In der Sektion Piazza Grande feiert „Ich ist ein anderer“ von Felix Randau Weltpremiere. Der Film erzählt die Geschichte von Felix Kersten, dem ehemaligen Masseur Heinrich Himmlers, der 1952 auf den Friedensnobelpreis hofft. Er will sein Vertrauensverhältnis zum Reichsführer der SS genutzt haben, um tausende Häftlinge in den Konzentrationslagern zu retten. Die Journalistin Hedda hält ihn jedoch für einen Scharlatan. Der Film ist eine deutsch-österreichische Koproduktion der ostlicht filmproduktion GmbH und der WEGA Filmproduktionsgesellschaft. 

Übergang“ von Peter Badel und Chris Wright läuft in der Sektion Fuori Concorso. Der Film setzt die von Thomas Heise am 31. Dezember 2023 begonnene umfassende Beobachtung des Alltags von Passantinnen und Passanten sowie Fahrgästen dreier Ebenen des verkehrsreichen Bahnhofs Schönhauser Allee in Berlin fort. Mit filmischen Mitteln werden Lebensgefühl und Interessen der Vorbeieilenden eingefangen – mit den Stimmen von Tom Schilling und Laura Talenti. GMfilms bringt die Produktion der Ma.ja.de. Filmproduktions GmbH im Herbst 2026 in die deutschen Kinos.

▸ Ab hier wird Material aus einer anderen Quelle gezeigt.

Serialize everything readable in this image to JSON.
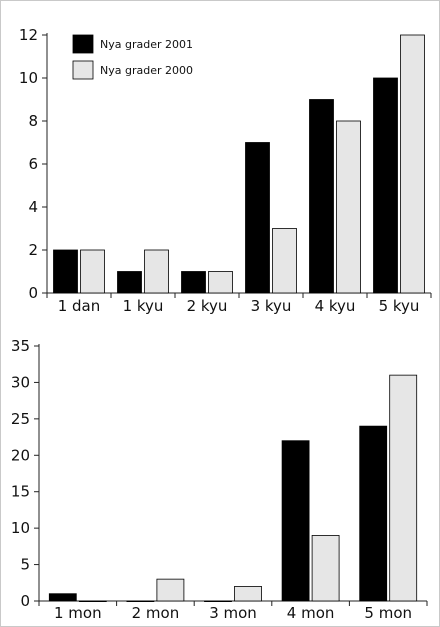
{
  "colors": {
    "series_2001": "#000000",
    "series_2000": "#e6e6e6",
    "axis": "#222222"
  },
  "chart_data": [
    {
      "type": "bar",
      "categories": [
        "1 dan",
        "1 kyu",
        "2 kyu",
        "3 kyu",
        "4 kyu",
        "5 kyu"
      ],
      "series": [
        {
          "name": "Nya grader 2001",
          "values": [
            2,
            1,
            1,
            7,
            9,
            10
          ]
        },
        {
          "name": "Nya grader 2000",
          "values": [
            2,
            2,
            1,
            3,
            8,
            12
          ]
        }
      ],
      "ylim": [
        0,
        12
      ],
      "yticks": [
        "0",
        "2",
        "4",
        "6",
        "8",
        "10",
        "12"
      ],
      "grid": false,
      "legend_position": "top-left"
    },
    {
      "type": "bar",
      "categories": [
        "1 mon",
        "2 mon",
        "3 mon",
        "4 mon",
        "5 mon"
      ],
      "series": [
        {
          "values": [
            1,
            0,
            0,
            22,
            24
          ]
        },
        {
          "values": [
            0,
            3,
            2,
            9,
            31
          ]
        }
      ],
      "ylim": [
        0,
        35
      ],
      "yticks": [
        "0",
        "5",
        "10",
        "15",
        "20",
        "25",
        "30",
        "35"
      ],
      "grid": false
    }
  ]
}
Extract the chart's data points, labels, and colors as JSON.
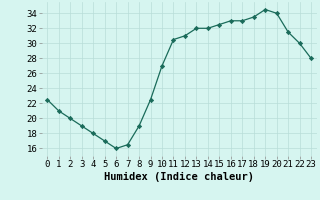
{
  "x": [
    0,
    1,
    2,
    3,
    4,
    5,
    6,
    7,
    8,
    9,
    10,
    11,
    12,
    13,
    14,
    15,
    16,
    17,
    18,
    19,
    20,
    21,
    22,
    23
  ],
  "y": [
    22.5,
    21,
    20,
    19,
    18,
    17,
    16,
    16.5,
    19,
    22.5,
    27,
    30.5,
    31,
    32,
    32,
    32.5,
    33,
    33,
    33.5,
    34.5,
    34,
    31.5,
    30,
    28
  ],
  "line_color": "#1a6b5a",
  "marker": "D",
  "marker_size": 2.2,
  "bg_color": "#d6f5f0",
  "grid_color": "#b8ddd8",
  "xlabel": "Humidex (Indice chaleur)",
  "xlim": [
    -0.5,
    23.5
  ],
  "ylim": [
    15,
    35.5
  ],
  "yticks": [
    16,
    18,
    20,
    22,
    24,
    26,
    28,
    30,
    32,
    34
  ],
  "xticks": [
    0,
    1,
    2,
    3,
    4,
    5,
    6,
    7,
    8,
    9,
    10,
    11,
    12,
    13,
    14,
    15,
    16,
    17,
    18,
    19,
    20,
    21,
    22,
    23
  ],
  "tick_label_fontsize": 6.5,
  "xlabel_fontsize": 7.5
}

Morgen vor langer Zeit“ von Luise Donschen wurde für die Sektion Concorso Cineasti Del Presenti ausgewählt: In den Wirren der Wende wird Patty arbeitslos, verliert ihre Freundin Jelena und geht in den Wald des Kyffhäusergebirges. Als sie nach dreißig Jahren kaum gealtert am Fuße des Berges wieder auftaucht, folgt Jelena ihrer geisterhaften Erscheinung in die historische Landschaft einer ostdeutschen Gegenwart. Produziert haben Fünferfilm und New Matter Films.

Darüber hinaus ist in der Sektion Pardi di domani der Kurzfilm „Together“ von NEOZOON zu sehen. Das Künstlerkollektiv war 2024 Teil der Gründerinitiative MEDIAstart.